My larger point is this: humans as a species deal with more change than, I would argue, ever before in history. Before the Industrial Revolution, for the most part, a person could anticipate a steady life. They would live in a small radius, marry from families they knew, know their job options, keep the same job, have the same friends, travel almost nowhere, and use the same equipment their entire lives. Nomadic tribes obviously traveled, but roles and jobs were still durable, and the types of housing set ups stayed the same.

Compare that to now. Suburban homes that were built in the 1950s have been torn down to allow new development.

Entire new subdivisions and even towns can pop up like nothing. Don't like your shopping choices? Wait a couple of years, and there will be some new options to choose from.

Let's go inside the home. Look around your kitchen. How many appliances did not exist 50 years ago? 20? You got your Foreman grill, your juicer, your VitaMix and your Magic Bullet. Television has morphed from one large box that sits in the front room hosting 3 channels to something watched on demand through a telephone. Not only that, we can now make our own content and send it around the world instantly.

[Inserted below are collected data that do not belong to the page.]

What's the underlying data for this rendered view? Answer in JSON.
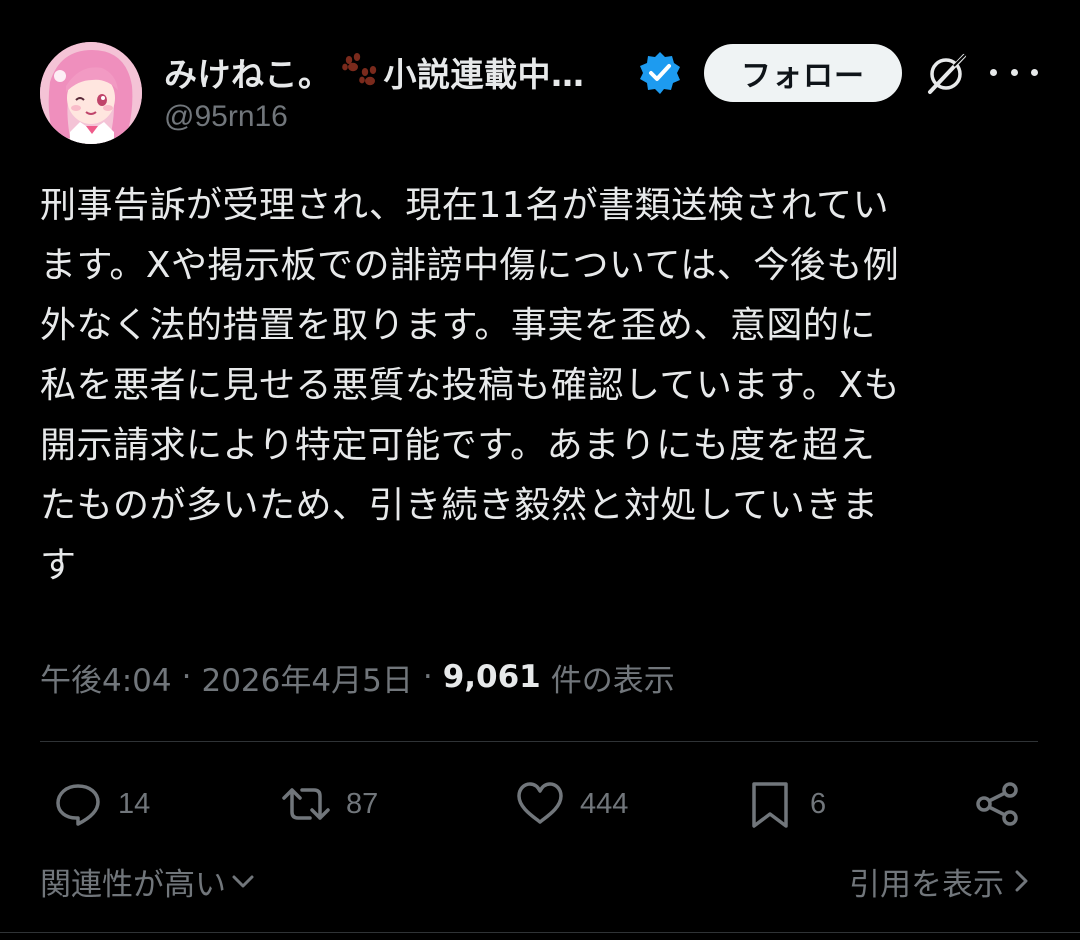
{
  "author": {
    "display_name": "みけねこ。🐾小説連載中…",
    "display_name_prefix": "みけねこ。",
    "display_name_suffix": "小説連載中…",
    "handle": "@95rn16",
    "verified": true,
    "avatar_icon": "anime-girl-avatar"
  },
  "header": {
    "follow_label": "フォロー",
    "grok_icon": "grok-icon",
    "more_icon": "more-options-icon"
  },
  "post": {
    "lines": [
      "刑事告訴が受理され、現在11名が書類送検されてい",
      "ます。Xや掲示板での誹謗中傷については、今後も例",
      "外なく法的措置を取ります。事実を歪め、意図的に",
      "私を悪者に見せる悪質な投稿も確認しています。Xも",
      "開示請求により特定可能です。あまりにも度を超え",
      "たものが多いため、引き続き毅然と対処していきま",
      "す"
    ]
  },
  "meta": {
    "time": "午後4:04",
    "separator": "·",
    "date": "2026年4月5日",
    "views_count": "9,061",
    "views_label": "件の表示"
  },
  "actions": {
    "replies": "14",
    "reposts": "87",
    "likes": "444",
    "bookmarks": "6"
  },
  "footer": {
    "sort_label": "関連性が高い",
    "quotes_label": "引用を表示"
  },
  "colors": {
    "background": "#000000",
    "text_primary": "#e7e9ea",
    "text_secondary": "#71767b",
    "verified_blue": "#1d9bf0",
    "divider": "#2f3336",
    "follow_bg": "#eff3f4",
    "paw_brown": "#7a2a1c"
  }
}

This type of presentation alone was unthinkable 50 years ago, never mind the product he is shilling!

The way we interact, the types and quantity of entertainment, and the information available to us today is unbelievable. We now have to remember to look at several different sites to get out news, and we have to know password upon password-Don't use the same one! Change them often!

We now do not have longterm certainty about where we will live, what job we will do, who will we marry, what types of things we will buy or where we will shop for them. 

So, what I am wondering is how much of the problems we see in our society: depression, anxiety, loneliness, Alzheimer's, substance abuse-how many of these problems are brought not by the current state of our world, but by the rate of change humans must endure?